Im  Landkreis Coburg  wurde diese Marke nun zwischenzeitlich überschritten. Coburg ist damit eine der ersten Regionen in Deutschland, in denen dies geschah. Aktuelle Informationen zur Entwicklung des Coronavirus in Deutschland erfahren Sie in unserem Newsticker.

Update vom 25.05.2029, 12 Uhr: Landkreis Coburg informiert über Maßnahmen

Mittlerweile ist die Zahl der Neuinfinzierten im Landkreis Coburg wieder unter die Marke von 50 Neunifizierten in den letzten sieben Tagen gefallen. Grund zur Entspannung gibt es dennoch nicht. In einem Interview gaben nun Landrat Sebastian Straubel, Martina Berger, organisatorische Leiterin des Gesundheitsamtes, und Stephan Zingler, Geschäftsbereichsleiter Öffentliche Sicherheit und Ordnung, Antworten auf die Fargen der Bürger. Das ganze Interview finden Sie hier.

Im hinblick auf die gestiegenen Fallzahlen wurde dabei auf die ebenfalls gestiegene Zahl der Tests verwiesen. Martina Berger dazu:  "Wo viel getestet wird, da findet sich auch viel - wer nicht testet, der findet nichts." Außerdem wurde auch über die getroffenen Maßnahmen informiert - und was jeder Einzelne tun kann, um die Infektionskette zu unterbrechen. 

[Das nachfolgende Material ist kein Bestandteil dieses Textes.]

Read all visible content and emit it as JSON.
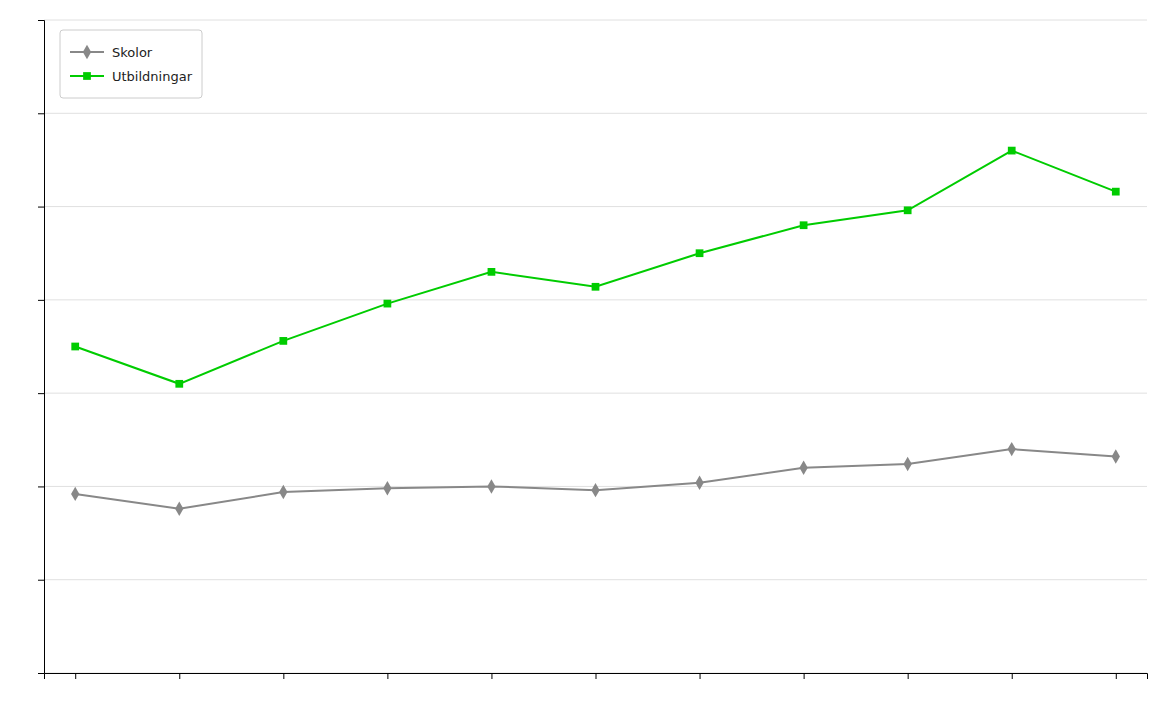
{
  "chart_data": {
    "type": "line",
    "x": [
      0,
      1,
      2,
      3,
      4,
      5,
      6,
      7,
      8,
      9,
      10
    ],
    "xlim": [
      -0.3,
      10.3
    ],
    "xticks": [
      0,
      1,
      2,
      3,
      4,
      5,
      6,
      7,
      8,
      9,
      10
    ],
    "ylim": [
      0,
      350
    ],
    "yticks": [
      0,
      50,
      100,
      150,
      200,
      250,
      300,
      350
    ],
    "grid": true,
    "legend": "upper left",
    "tick_labels": false,
    "series": [
      {
        "name": "Skolor",
        "color": "#888888",
        "marker": "diamond",
        "values": [
          96,
          88,
          97,
          99,
          100,
          98,
          102,
          110,
          112,
          120,
          116
        ]
      },
      {
        "name": "Utbildningar",
        "color": "#00cc00",
        "marker": "square",
        "values": [
          175,
          155,
          178,
          198,
          215,
          207,
          225,
          240,
          248,
          280,
          258
        ]
      }
    ]
  }
}
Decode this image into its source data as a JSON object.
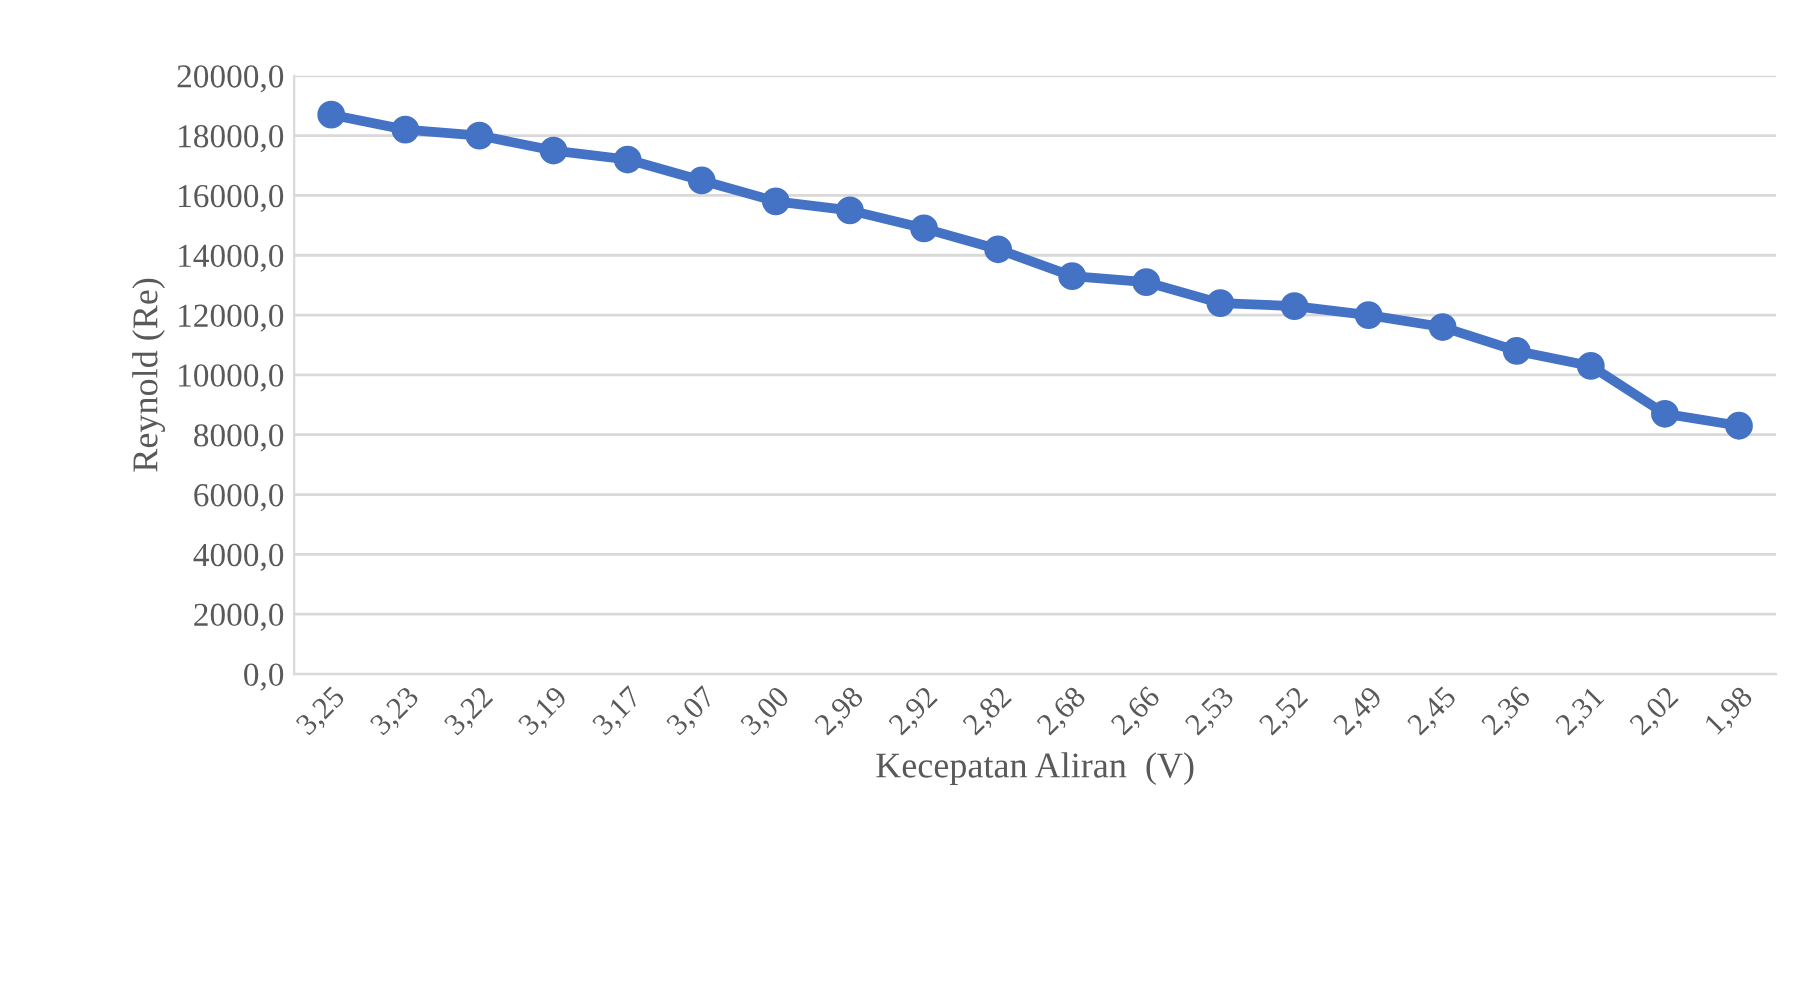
{
  "chart_data": {
    "type": "line",
    "xlabel": "Kecepatan Aliran  (V)",
    "ylabel": "Reynold (Re)",
    "categories": [
      "3,25",
      "3,23",
      "3,22",
      "3,19",
      "3,17",
      "3,07",
      "3,00",
      "2,98",
      "2,92",
      "2,82",
      "2,68",
      "2,66",
      "2,53",
      "2,52",
      "2,49",
      "2,45",
      "2,36",
      "2,31",
      "2,02",
      "1,98"
    ],
    "series": [
      {
        "color": "#4472c4",
        "values": [
          18700,
          18200,
          18000,
          17500,
          17200,
          16500,
          15800,
          15500,
          14900,
          14200,
          13300,
          13100,
          12400,
          12300,
          12000,
          11600,
          10800,
          10300,
          8700,
          8300
        ]
      }
    ],
    "ylim": [
      0,
      20000
    ],
    "yticks": [
      {
        "value": 0,
        "label": "0,0"
      },
      {
        "value": 2000,
        "label": "2000,0"
      },
      {
        "value": 4000,
        "label": "4000,0"
      },
      {
        "value": 6000,
        "label": "6000,0"
      },
      {
        "value": 8000,
        "label": "8000,0"
      },
      {
        "value": 10000,
        "label": "10000,0"
      },
      {
        "value": 12000,
        "label": "12000,0"
      },
      {
        "value": 14000,
        "label": "14000,0"
      },
      {
        "value": 16000,
        "label": "16000,0"
      },
      {
        "value": 18000,
        "label": "18000,0"
      },
      {
        "value": 20000,
        "label": "20000,0"
      }
    ],
    "grid": "y",
    "marker": "circle",
    "line_style": "solid"
  }
}
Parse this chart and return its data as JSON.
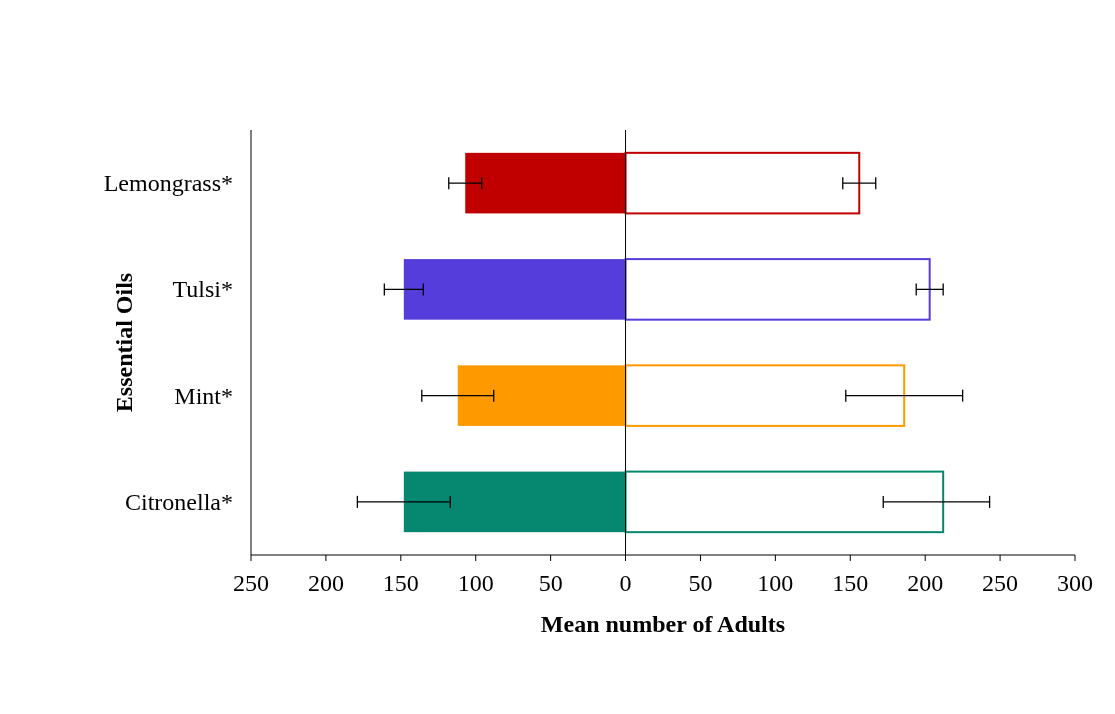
{
  "chart_data": {
    "type": "bar",
    "orientation": "horizontal",
    "stacked": true,
    "xlabel": "Mean number of Adults",
    "ylabel": "Essential Oils",
    "categories": [
      "Lemongrass*",
      "Tulsi*",
      "Mint*",
      "Citronella*"
    ],
    "series": [
      {
        "colors": [
          "#c00000",
          "#553ddb",
          "#ff9900",
          "#068870"
        ],
        "values": [
          -107,
          -148,
          -112,
          -148
        ],
        "errors": [
          11,
          13,
          24,
          31
        ]
      },
      {
        "colors": [
          "#c00000",
          "#553ddb",
          "#ff9900",
          "#068870"
        ],
        "values": [
          156,
          203,
          186,
          212
        ],
        "errors": [
          11,
          9,
          39,
          [
            172,
            243
          ]
        ]
      }
    ],
    "xlim": [
      -250,
      300
    ],
    "xticks": [
      {
        "value": -250,
        "label": "250"
      },
      {
        "value": -200,
        "label": "200"
      },
      {
        "value": -150,
        "label": "150"
      },
      {
        "value": -100,
        "label": "100"
      },
      {
        "value": -50,
        "label": "50"
      },
      0,
      50,
      100,
      150,
      200,
      250,
      300
    ],
    "ref_lines": [
      {
        "axis": "x",
        "value": 0
      }
    ]
  }
}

Update vom 20.05.2020, 17.30 Uhr: Stadt und Landkreis Coburg mit wichtigem Appell an Bürger

Vor einer Woche hat der Landkreis Coburg in Oberfranken die festgelegte Obergrenze an Neuinfektionen überschritten und mit strengeren Auflagen in Alten- und Pflegeheimen reagiert. Der sogenannte 7-Tage-Inzidenz-Wert ist im Landkreis mit 61,0 aktuell noch immer sehr hoch. In einer Pressemeldung ders Landratamtes Cobrug heißt es dazu, dass der Schwerpunkt der Infektionen sich sehr genau auf Pflegeeinrichtungen eingrenzen lässt. So könne die Infektionskette durch gezielte Maßnahmen von dort aus auch unterbrochen werden.

Trotzdem appellieren der Coburger Landrat Sebastian Straubel, die Oberbürgermeister Dominik Sauerteig (Coburg) und Frank Rebhan (Neustadt bei Coburg)  und die Bürgermeister der Städte und Gemeinden im Landkreis Coburg an die Bürgerinnen und Bürger im Coburger Land, die erfolgten Lockerungen nicht auf die leichte Schulter zu nehmen: „Der Vatertagsausflug kann natürlich auch im Coburger Land stattfinden. Aber bitte beachten Sie die geltenden Ausgangs- und Kontaktbeschränkungen, halten Sie den nötigen Mindestabstand und tragen Sie, wo nötig, Mund-Nasenschutz. Seien Sie lieber etwas vorsichtiger als zu nachlässig, damit wir uns schon bald wieder ohne Einschränkungen treffen und gemeinsam Unternehmungen machen können.“, heißt es in der Mitteilung am Mittwochnachmittag.

Update vom 14.05.2020, 17.30 Uhr: So reagiert der Landkreis auf die steigenden Zahlen

Am Donnerstag gibt der Landkreis Coburg bekannt: "Die Zahl der COVID-19-Neuinfektionen pro 100.000 Einwohner innerhalb der letzten sieben Tage (Sieben-Tage-Inzidenz-Wert) liegt für den Landkreis Coburg seit heute bei 58,7" Ab einem Wert über 50 haben die jeweils betroffenen Landkreise und kreisfreien Städte Maßnahmen zur Unterbrechung der Infektionskette zu treffen.

In einer Pressemitteilung des Landkreises heißt es dazu: "Der Landkreis Coburg beobachtet die steigende Zahl der Neuinfektionen bereits seit einigen Tagen und hat deshalb bereits Maßnahmen zur Eindämmung einer Weiterverbreitung des Virus getroffen, die nun noch weiter ausgebaut werden."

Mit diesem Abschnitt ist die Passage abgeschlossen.